When are you too old or too sophisticated to color? The TV show Jeopardy, that has been watched by millions, and hosted by Alex Trebek is a good example of the calming and centering affect coloring can have on us humans. It was recently reported that Alex Trebek colored while he was taping jeopardy. This simple act of doodling, no doubt helped him maintain a grounding that is invariably associated with his professionalism and calmness. Unfortunately he has since passed away, but besides all of his accomplishments, he will be remembered by those that worked with him, that he could be quite creative when directing various colors onto paper from his box of crayons.

An art director and her box of crayons. Some years ago when I was a commercial photographer. I worked with an art director who always brought her layouts to my studio, which described how a particular project was to look photographically. The surprising thing was she created all of her designs using crayons. There are many sophisticated ways nowadays to do layouts for photography. But I used to love her creative design concepts. Her innovations and her beautiful gift of coloring was charming. I don’t think photographically we could ever truly match the beauty of her renderings, and I suspect some of those ultimately became collectibles. She was in her mid-40s if I remember right, and she had been coloring ever since she could remember, and reported to me that she plans on coloring for the rest of her life. As she stated to me on many occasions; “Rod, crayons are a source of creativity that will never let you down, and they are always ready when you are.”

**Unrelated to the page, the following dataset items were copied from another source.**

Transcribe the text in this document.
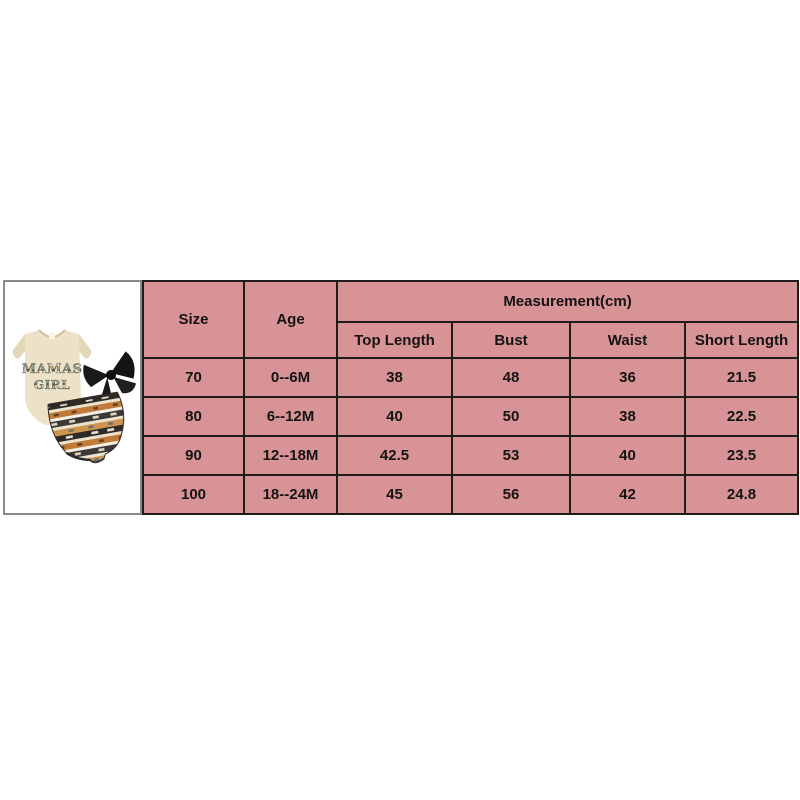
MAMAS
GIRL
Size	Age	Measurement(cm)			
		Top Length	Bust	Waist	Short Length
70	0--6M	38	48	36	21.5
80	6--12M	40	50	38	22.5
90	12--18M	42.5	53	40	23.5
100	18--24M	45	56	42	24.8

Whenever I write about crayons I receive many responses from people of all ages, telling me how they have a box of crayons, some they keep in their work desks, others on hand to doodle while they watch TV. Generally speaking they all agree on one thing, it’s a great way to reduce stress. If you don’t have any crayons around. They are readily available just about everywhere you shop, from grocery stores to stationery stores. If you haven’t shopped for crayons in many years, you’re going to be overwhelmed by all the choices you now have. If you don’t do anything else, next time you’re shopping, look for crayons and try to resist the temptation to own a set for yourself, almost all of us have printing paper at the ready, grab a couple sheets and color away.

Are crayons high-tech? They certainly are one of the most recognized brands in the world, and technically they are designed to function perfectly in the hands of a very young child, all the way to the most senior of senior citizens. Besides all that; they are a wonderful tool to sketch your ideas on the back of a napkin. They never need charging, they take up very little room. There are many many colors to choose from, so your sketches will be beautifully unique. You could literally redesign  Buckingham Palace, you would just need a stack of paper, at the ready, you could even use the back of a printed document you pitched into your office wastebasket. Low-tech… high-tech… the crayon is not as humble as you might think.

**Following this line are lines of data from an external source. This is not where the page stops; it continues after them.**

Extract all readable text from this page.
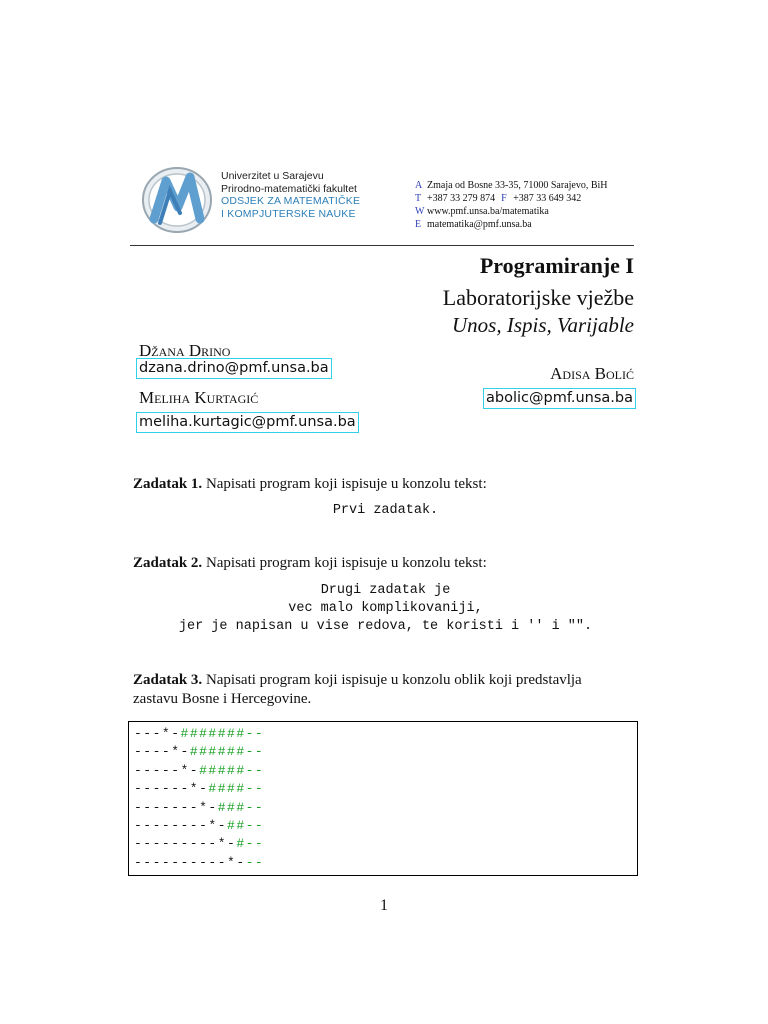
Univerzitet u Sarajevu
Prirodno-matematički fakultet
ODSJEK ZA MATEMATIČKE
I KOMPJUTERSKE NAUKE
A Zmaja od Bosne 33-35, 71000 Sarajevo, BiH
T +387 33 279 874 F +387 33 649 342
W www.pmf.unsa.ba/matematika
E matematika@pmf.unsa.ba
Programiranje I
Laboratorijske vježbe
Unos, Ispis, Varijable
Džana Drino
dzana.drino@pmf.unsa.ba
Meliha Kurtagić
meliha.kurtagic@pmf.unsa.ba
Adisa Bolić
abolic@pmf.unsa.ba
Zadatak 1. Napisati program koji ispisuje u konzolu tekst:
Prvi zadatak.
Zadatak 2. Napisati program koji ispisuje u konzolu tekst:
Drugi zadatak je
vec malo komplikovaniji,
jer je napisan u vise redova, te koristi i '' i "".
Zadatak 3. Napisati program koji ispisuje u konzolu oblik koji predstavlja
zastavu Bosne i Hercegovine.
---*-#######--
----*-######--
-----*-#####--
------*-####--
-------*-###--
--------*-##--
---------*-#--
----------*---
1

I believe everyone is creative, but sometimes we can get a little stale or we even stop thinking creatively. You don’t need to spend tons of money on art supplies. You can get a box of crayons and just start doodling at first, and then draw something; by the way, crayons are great when it comes to creating abstract art, and there’s a ton of colors to choose from. Creative thinking starts with a seed of originality, a scribble can turn into the idea of the century. When you see what you draw, it looks back at you with boastful pride, and says to you, in all of its color and glory; look at me… you just did this in a most excellent manner.

“A triggered imaginative thought is the perpetual reward— hidden: but easily found in a box of crayons.”

No matter what you do for living, crayons can help you be more creative, and with the added benefit of reducing stress. Just playing, and coloring is a form of play, you will travel back to a time period of joyance and innocence. A time when you were not so judgmental of yourself and maybe of others. The first mark you initiate on a clean white sheet of paper will fill you with an unmatched, inexpressible lightheartedness. Now I won’t say it’s better than an ice cream cone in some cases, but then again, ice cream cones disappear quickly. A box of crayons will last a lifetime.